A Slap at the Dalai Lama

May 25, 2008

The New York Times
Editorial
May 22, 2008

Last September, Germany’s chancellor, Angela Merkel, courageously broke with her predecessors and met with the Dalai Lama. China predictably objected, soon joined by Mrs. Merkel’s vice chancellor and foreign minister, Frank-Walter Steinmeier, who accused her of trying to “showcase” human rights.

Now Mr. Steinmeier has one-upped himself, refusing to meet with the Dalai Lama, who was on a five-day visit to Germany while Mrs. Merkel was out of the country. The only German official to meet with the Dalai Lama was the development minister, Heidemarie Wieczorek-Zeul, who properly considered it one of the “core tasks” of her office. Mr. Steinmeier issued the cynical statement that “it takes a lot of courage not to meet with the Dalai Lama these days.”

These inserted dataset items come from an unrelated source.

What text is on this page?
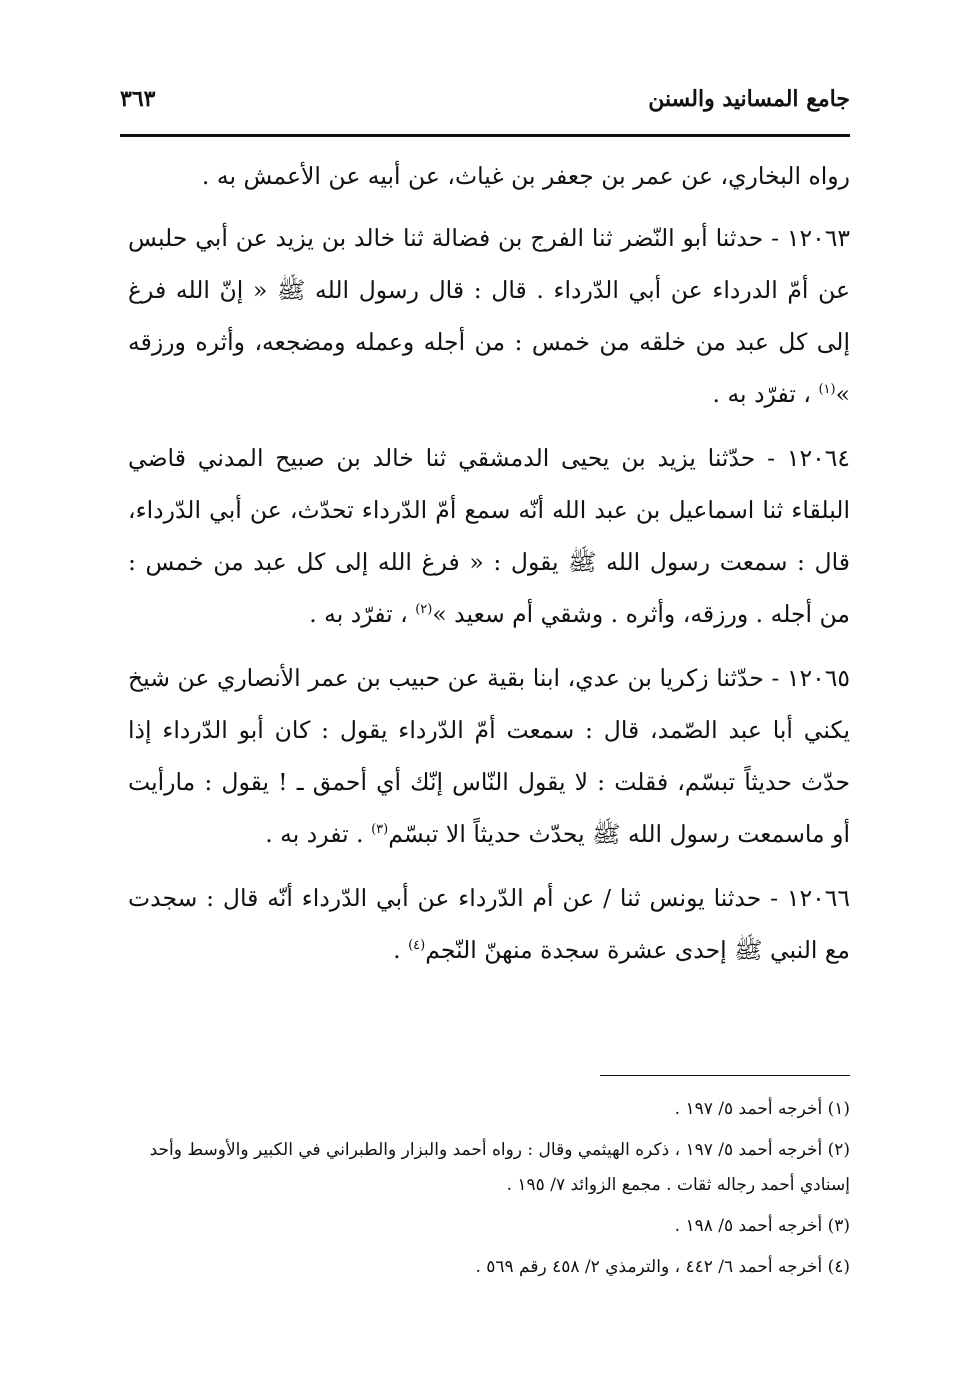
جامع المسانيد والسنن
٣٦٣

رواه البخاري، عن عمر بن جعفر بن غياث، عن أبيه عن الأعمش به .

١٢٠٦٣ - حدثنا أبو النّضر ثنا الفرج بن فضالة ثنا خالد بن يزيد عن أبي حلبس عن أمّ الدرداء عن أبي الدّرداء . قال : قال رسول الله ﷺ « إنّ الله فرغ إلى كل عبد من خلقه من خمس : من أجله وعمله ومضجعه، وأثره ورزقه »$^{(١)}$ ، تفرّد به .

١٢٠٦٤ - حدّثنا يزيد بن يحيى الدمشقي ثنا خالد بن صبيح المدني قاضي البلقاء ثنا اسماعيل بن عبد الله أنّه سمع أمّ الدّرداء تحدّث، عن أبي الدّرداء، قال : سمعت رسول الله ﷺ يقول : « فرغ الله إلى كل عبد من خمس : من أجله . ورزقه، وأثره . وشقي أم سعيد »$^{(٢)}$ ، تفرّد به .

١٢٠٦٥ - حدّثنا زكريا بن عدي، ابنا بقية عن حبيب بن عمر الأنصاري عن شيخ يكني أبا عبد الصّمد، قال : سمعت أمّ الدّرداء يقول : كان أبو الدّرداء إذا حدّث حديثاً تبسّم، فقلت : لا يقول النّاس إنّك أي أحمق ـ ! يقول : مارأيت أو ماسمعت رسول الله ﷺ يحدّث حديثاً الا تبسّم$^{(٣)}$ . تفرد به .

١٢٠٦٦ - حدثنا يونس ثنا / عن أم الدّرداء عن أبي الدّرداء أنّه قال : سجدت مع النبي ﷺ إحدى عشرة سجدة منهنّ النّجم$^{(٤)}$ .

(١) أخرجه أحمد ٥/ ١٩٧ .

(٢) أخرجه أحمد ٥/ ١٩٧ ، ذكره الهيثمي وقال : رواه أحمد والبزار والطبراني في الكبير والأوسط وأحد إسنادي أحمد رجاله ثقات . مجمع الزوائد ٧/ ١٩٥ .

(٣) أخرجه أحمد ٥/ ١٩٨ .

(٤) أخرجه أحمد ٦/ ٤٤٢ ، والترمذي ٢/ ٤٥٨ رقم ٥٦٩ .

Presumably it also took great courage for Mr. Steinmeier to rush to Moscow to lavishly congratulate the new president, Dmitri Medvedev, again in contrast to Mrs. Merkel, who grew up in East Germany and has been critical of the Kremlin over human rights. Mrs. Merkel and Mr. Steinmeier come from competing parties, and their service in the same government is a matter of necessity, not preference. Still, it was destructive of Mr. Steinmeier to break ranks with the leader of his government on human rights. The signal is that Germany will do anything to make money in China.

Mr. Steinmeier’s defenders will undoubtedly argue that “quiet diplomacy” is better than a public rebuke. If he has been involved in any quiet diplomacy in China, or Russia, or Uzbekistan, or anyplace else he has shown his “courage,” it is hard to find evidence of it. Meeting leaders like the Dalai Lama, and trying to mediate in the crucial talks he is holding with Beijing, is a “core task” of a foreign minister.

Fortunately, the German people are more stalwart than their foreign minister, as 25,000 turned out at the Brandenburg Gate in Berlin to hear the Dalai Lama express his condolences to China over the earthquake. He is in Britain now, and he is scheduled to meet with Prime Minister Gordon Brown.